Can I use L'Hospitals rule here? (seem like i use it too often )

[linuxux]

Does l'hospitals rule work here?:

$$\lim_{h\to_0}\frac{f\left(8+h\right)-f\left(8\right)}{h}$$ for $$f\left(x\right)=x^\frac{4}{3}$$

then i would get,

$$\lim_{h\to_0}\frac{f\left(8+h\right)}{1}$$

then,

$$=\frac{\left(8\right)^\frac{4}{3}}{1}$$ ?

is that it?...

 

[matt grime]

No, you can't use it there, in my opinion. The question is asking you to work out the derivative of x^{4/3} at x=8, thus you can't invoke l'Hopital which a priori assumes the function to be differentiable. A minor quibble, but given the way you've written it it seems clear that you're being asked to prove the derivative exists, so assuming it does is not allowed.

 

[linuxux]

i tried factoring according to this:

$$a^4-b^4=\left(a^2+b^2\right)\left(a+b\right)\left(a-b\right)$$

but I am stuck because i can't get a multiple of h to cancel the denomiator's h.

 

[matt grime]

Where did the power of 1/3 vanish to? (Note I don't have a simple solution in mind.

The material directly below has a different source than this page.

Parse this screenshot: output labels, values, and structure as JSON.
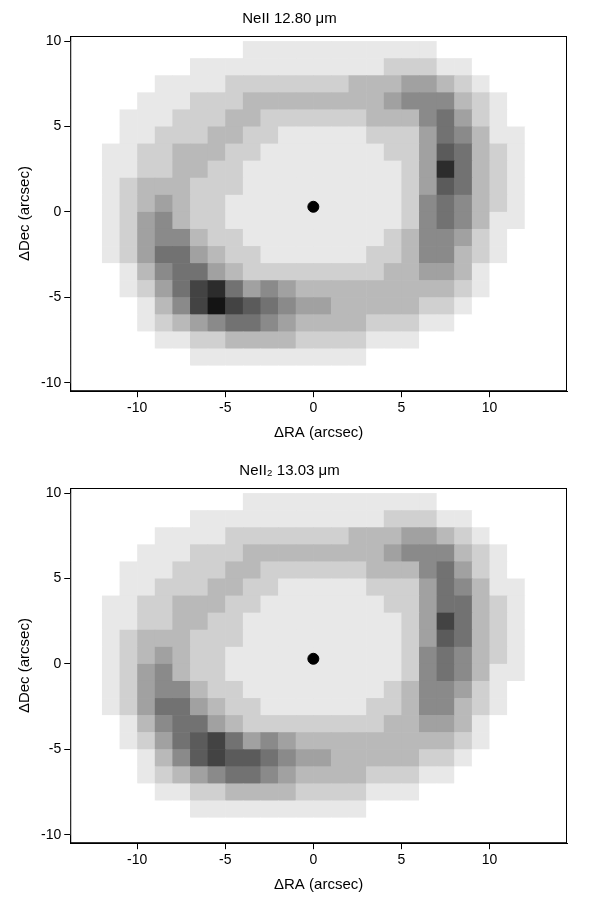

But it is easy to show that x^4 is differentiable, as is x^3, and hence x^1/3 by the inverse function theorem, hence x^{4/3} is diffible, and it all follows some what simply from these big sounding theorems).

 

[linuxux]

...we haven't touched those theorems yet.

but, $$a=\left(8+h\right)^\frac{1}{3}$$ and $$b=\left(8\right)^\frac{1}{3}$$

 

[dextercioby]

x^n is differentiable at any "x", no matter the value of "n>0". The derivative is equal to n x^(n-1). Just plug n=4/3 and x=8 to see what you get.

 

[Gib Z]

x^n is differentiable at any "x", no matter the value of "n>0".

I think he's been asked to show that, at least for n= 4/3.

 

[linuxux]

x^n is differentiable at any "x", no matter the value of "n>0". The derivative is equal to n x^(n-1). Just plug n=4/3 and x=8 to see what you get.

I see it equals what i wrote using l'hospitals rule, but through what derivative what did you go through to determine that?